COMMENT: by bert, November 6th, 2011
Thanks a lot:) I have nearly figured it all out:P
COMMENT: by Mandy, July 5th, 2012
Thank you so much! I am relatively new to perl and was having so much trouble installing XML::RSS, and this solved it first time!
COMMENT: by Cliff, July 9th, 2012
thank you..I finally got this working and the modules installed
COMMENT: by John Wooten, Ph.D., July 10th, 2012
The instructions don’t appear to work for OS X Lion 10.7.4. I did every step and after a long time of recursively descending down to more and more routines, it fails on almost everything.
Has anyone installed PDL on OS X Lion 10.7.4? If so, how?
COMMENT: by Tom Marchioro, July 23rd, 2012
Noemi,
Really clear and useful instructions. You should be proud (and I’m an Eli of an age who doesn’t easily praise a Tiger
BUT, as John Wooten notes, the instructions need a slight updating for the current state of Appledom. I doubt this is Lion specififc, but the new XCode has turned into a standalone app that does NOT come with the standard command line tools by default, so your instructions should now be:
1. Make sure you have the Apple Developer Tools Installed.
2. Launch XCode and bring up the Preferences panel.
3. Click on the Downloads tab and then click to install the Command Line Tools (otherwise CPAN cannot access a working version of make).
After that I think Noemi’s instructions work perfectly (at least for DBI and LWP). thanks!
Hope this helps — tom
COMMENT: by Noemi Millman, July 23rd, 2012
Thanks, Tom. That’s very good to know, and I’ll update the instructions accordingly.
COMMENT: by laura, July 30th, 2012
thanks for this! i have one tweak to add if you are trying to do this in Mountain Lion – the install commands all failed for me (at the ftp step) until i added “env FTP_PASSIVE=1″ to the command. so this:
sudo perl -MCPAN -e ‘install Bundle::Name’
becomes this:
sudo env FTP_PASSIVE=1 perl -MCPAN -e ‘install Bundle::Name’
(tip found at http://hints.macworld.com/article.php?story=20090716132354455)
laura
COMMENT: by Noemi Millman, July 31st, 2012
Good tip, Laura. It sounds like you may be behind a stricter firewall than most.
COMMENT: by John, August 10th, 2012
Thanks for this info. Just what was required to fix the problem I was having.

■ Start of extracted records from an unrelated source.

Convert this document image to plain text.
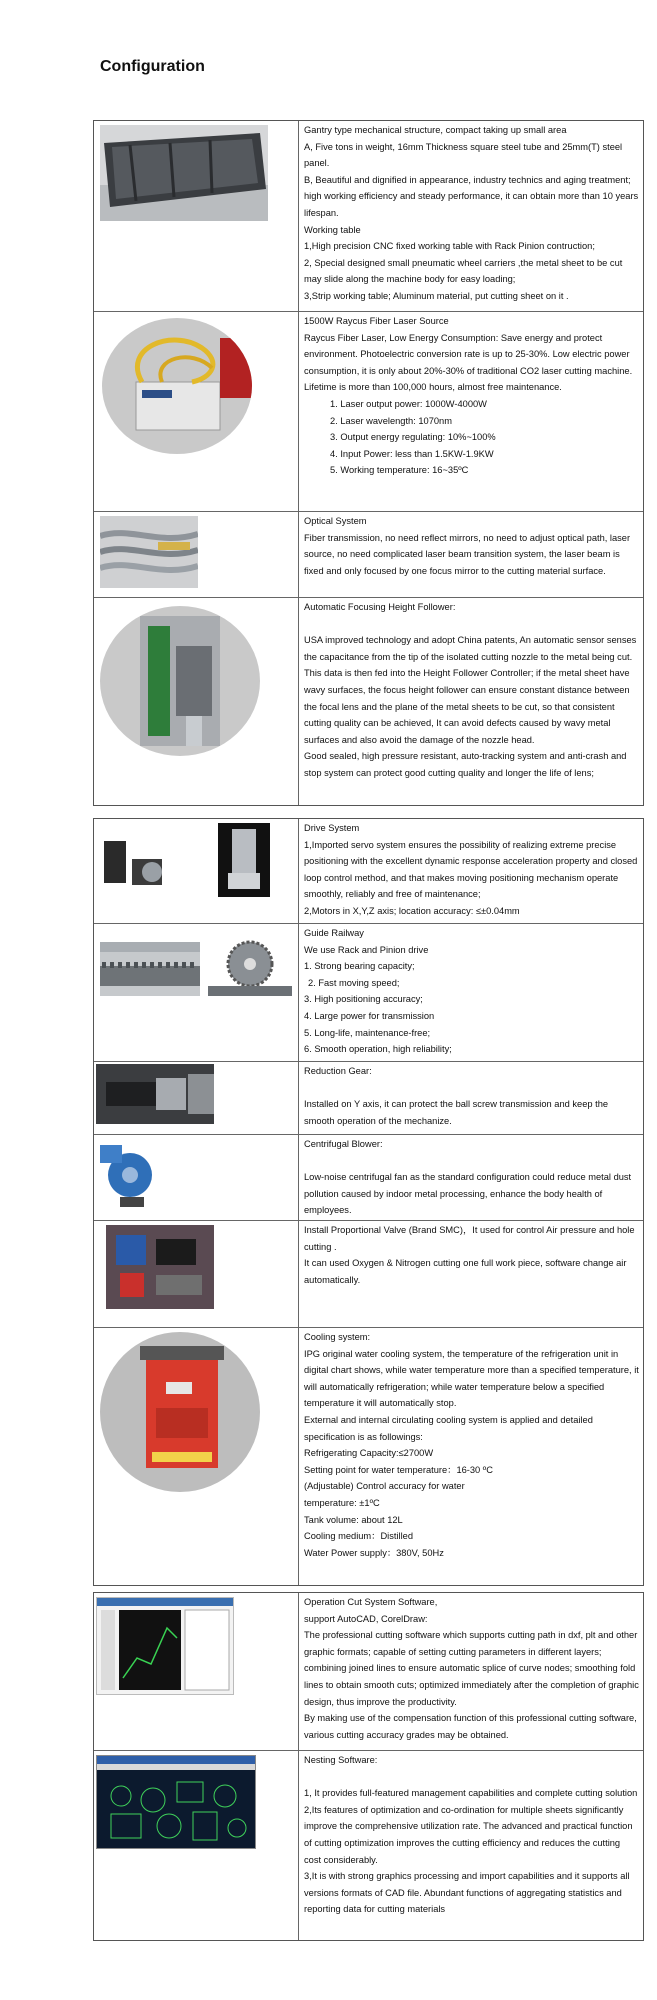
Configuration

Gantry type mechanical structure, compact taking up small area

A, Five tons in weight, 16mm Thickness square steel tube and 25mm(T) steel panel.

B, Beautiful and dignified in appearance, industry technics and aging treatment; high working efficiency and steady performance, it can obtain more than 10 years lifespan.

Working table

1,High precision CNC fixed working table with Rack Pinion contruction;

2, Special designed small pneumatic wheel carriers ,the metal sheet to be cut may slide along the machine body for easy loading;

3,Strip working table; Aluminum material, put cutting sheet on it .

1500W Raycus Fiber Laser Source

Raycus Fiber Laser, Low Energy Consumption: Save energy and protect environment. Photoelectric conversion rate is up to 25-30%. Low electric power consumption, it is only about 20%-30% of traditional CO2 laser cutting machine.

Lifetime is more than 100,000 hours, almost free maintenance.

1. Laser output power: 1000W-4000W

2. Laser wavelength: 1070nm

3. Output energy regulating: 10%~100%

4. Input Power: less than 1.5KW-1.9KW

5. Working temperature: 16~35ºC

Optical System

Fiber transmission, no need reflect mirrors, no need to adjust optical path, laser source, no need complicated laser beam transition system, the laser beam is fixed and only focused by one focus mirror to the cutting material surface.

Automatic Focusing Height Follower:

USA improved technology and adopt China patents, An automatic sensor senses the capacitance from the tip of the isolated cutting nozzle to the metal being cut. This data is then fed into the Height Follower Controller; if the metal sheet have wavy surfaces, the focus height follower can ensure constant distance between the focal lens and the plane of the metal sheets to be cut, so that consistent cutting quality can be achieved, It can avoid defects caused by wavy metal surfaces and also avoid the damage of the nozzle head.

Good sealed, high pressure resistant, auto-tracking system and anti-crash and stop system can protect good cutting quality and longer the life of lens;

Drive System

1,Imported servo system ensures the possibility of realizing extreme precise positioning with the excellent dynamic response acceleration property and closed loop control method, and that makes moving positioning mechanism operate smoothly, reliably and free of maintenance;

2,Motors in X,Y,Z axis; location accuracy: ≤±0.04mm

Guide Railway

We use Rack and Pinion drive

1. Strong bearing capacity;

2. Fast moving speed;

3. High positioning accuracy;

4. Large power for transmission

5. Long-life, maintenance-free;

6. Smooth operation, high reliability;

Reduction Gear:

Installed on Y axis, it can protect the ball screw transmission and keep the smooth operation of the mechanize.

Centrifugal Blower:

Low-noise centrifugal fan as the standard configuration could reduce metal dust pollution caused by indoor metal processing, enhance the body health of employees.

Install Proportional Valve (Brand SMC)，It used for control Air pressure and hole cutting .

It can used Oxygen & Nitrogen cutting one full work piece, software change air automatically.

Cooling system:

IPG original water cooling system, the temperature of the refrigeration unit in digital chart shows, while water temperature more than a specified temperature, it will automatically refrigeration; while water temperature below a specified temperature it will automatically stop.

External and internal circulating cooling system is applied and detailed specification is as followings:

Refrigerating Capacity:≤2700W

Setting point for water temperature：16-30 ºC

(Adjustable) Control accuracy for water

temperature: ±1ºC

Tank volume: about 12L

Cooling medium：Distilled

Water Power supply：380V, 50Hz

Operation Cut System Software,

support AutoCAD, CorelDraw:

The professional cutting software which supports cutting path in dxf, plt and other graphic formats; capable of setting cutting parameters in different layers; combining joined lines to ensure automatic splice of curve nodes; smoothing fold lines to obtain smooth cuts; optimized immediately after the completion of graphic design, thus improve the productivity.

By making use of the compensation function of this professional cutting software, various cutting accuracy grades may be obtained.

Nesting Software:

1, It provides full-featured management capabilities and complete cutting solution

2,Its features of optimization and co-ordination for multiple sheets significantly improve the comprehensive utilization rate. The advanced and practical function of cutting optimization improves the cutting efficiency and reduces the cutting cost considerably.

3,It is with strong graphics processing and import capabilities and it supports all versions formats of CAD file. Abundant functions of aggregating statistics and reporting data for cutting materials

COMMENT: by Anarcissiea, August 24th, 2012
Worked for me (OS X 10.6.8). Thanks!
COMMENT: by vogen, September 1st, 2012
Great!! this is what i was looking for. Works with 10.7.4
Just installed Module Prima
Thanks heaps
COMMENT: by Avita, November 20th, 2012
Preciate it man! I was pissed of trying to install modules from cpan on my mac. Thanks a lot for wonderful documentation of the steps.
COMMENT: by Bretfort, January 1st, 2013
Jazakallah, brief and to the point
COMMENT: by Ezmyrelda, March 5th, 2013
Excellent tutorial! very helpful.
COMMENT: by Collin Dyer, May 13th, 2013
Thank you very much – worked great for this perl noob!